My thoughts: I’ve recently gotten into the podcast You Must Remember This, which examines the history of American cinema. This season, they are tackling the story of the Hollywood Blacklist, which fits perfectly with Storm Over Asia because it is legit Soviet propaganda, yo.

Did this movie create a bunch of Communists? Probably not. Unlike Salt of the Earth which had me legitimately questioning what I believed, Storm Over Asia only made me feel sorry for the poor foxes murdered for their fur. Not too sorry, though, because Mongolia is a very cold place and I’m sure fur was invaluable for keeping warm. The story itself, about the Mongolian joining with the Communist Partisans to fight the evil British army never really happened. Britain never invaded Mongolia, although they did occupy other places in Asia so it’s not too far fetched of an idea. Granted, I don’t know my USSR history as well as I should, but I just can’t imagine hoards of Russians rushing to movie theaters only to leave as card carrying members of the Communist Party because they were so angry about the fictional invasion of Mongolia.

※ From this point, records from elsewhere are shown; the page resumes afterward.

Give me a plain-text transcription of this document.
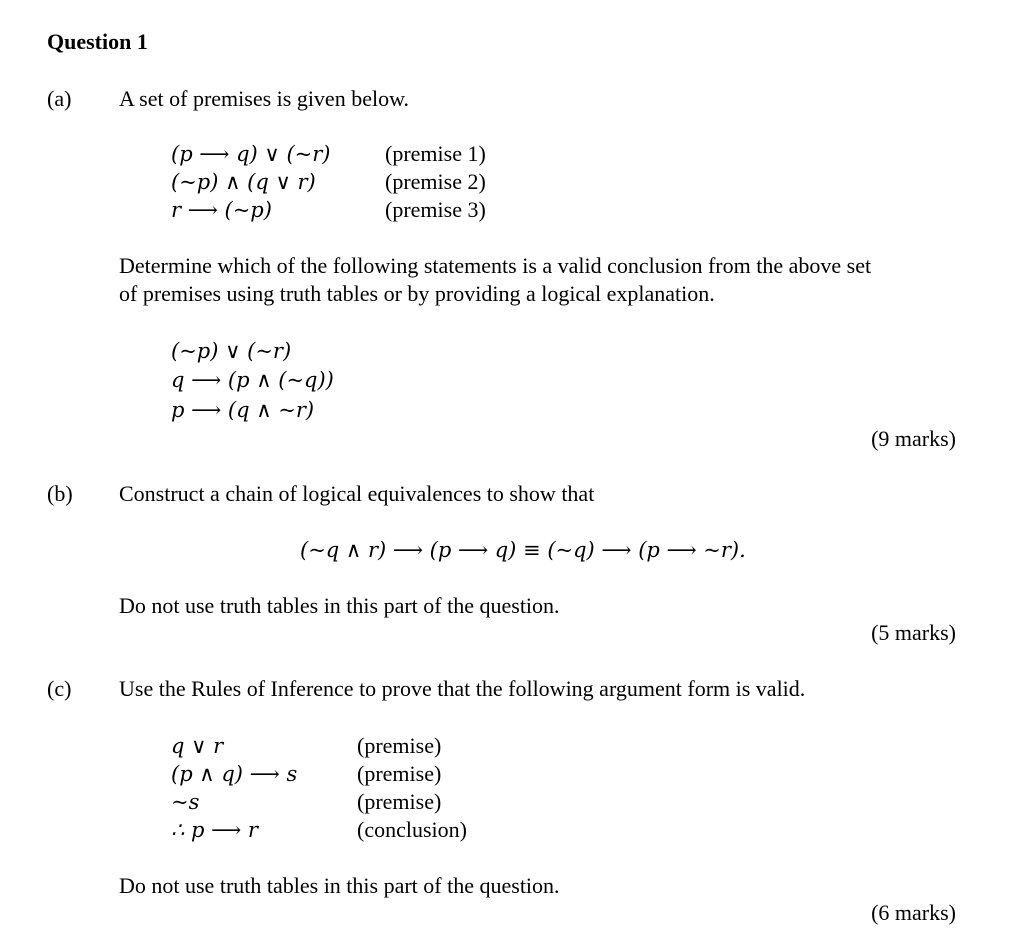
Question 1
(a) A set of premises is given below.
(p ⟶ q) ∨ (~r) (premise 1)
(~p) ∧ (q ∨ r)	(premise 2)
r ⟶ (~p)	(premise 3)
Determine which of the following statements is a valid conclusion from the above set
of premises using truth tables or by providing a logical explanation.
(~p) ∨ (~r)
q ⟶ (p ∧ (~q))
p ⟶ (q ∧ ~r)
(9 marks)
(b) Construct a chain of logical equivalences to show that
(~q ∧ r) ⟶ (p ⟶ q) ≡ (~q) ⟶ (p ⟶ ~r).
Do not use truth tables in this part of the question.
(5 marks)
(c) Use the Rules of Inference to prove that the following argument form is valid.
q ∨ r	(premise)
(p ∧ q) ⟶ s	(premise)
~s	(premise)
∴ p ⟶ r	(conclusion)
Do not use truth tables in this part of the question.
(6 marks)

Propaganda aside, the movie itself ran much longer than it should have. There are several scenes that made fun of Eastern religions, which made sense for the USSR to put in but watching 20 minutes of ritualistic dancing got old very quickly. I also didn’t really sympathize with the Mongolian herdsman, although I agree he should’ve gotten more for that pelt than what was given to him. Really, the only part I truly enjoyed was the last minute or so of the film when an actual storm blows in. At first, I wondered why someone chose to film a wind storm but then I got it- THIS is the storm over Asia! To make sure I understood the subtlety, among the wind blown objects were British Soldier hats and dead bodies, It was an exciting way to end an otherwise boring movie, although it still didn’t make me a Communist.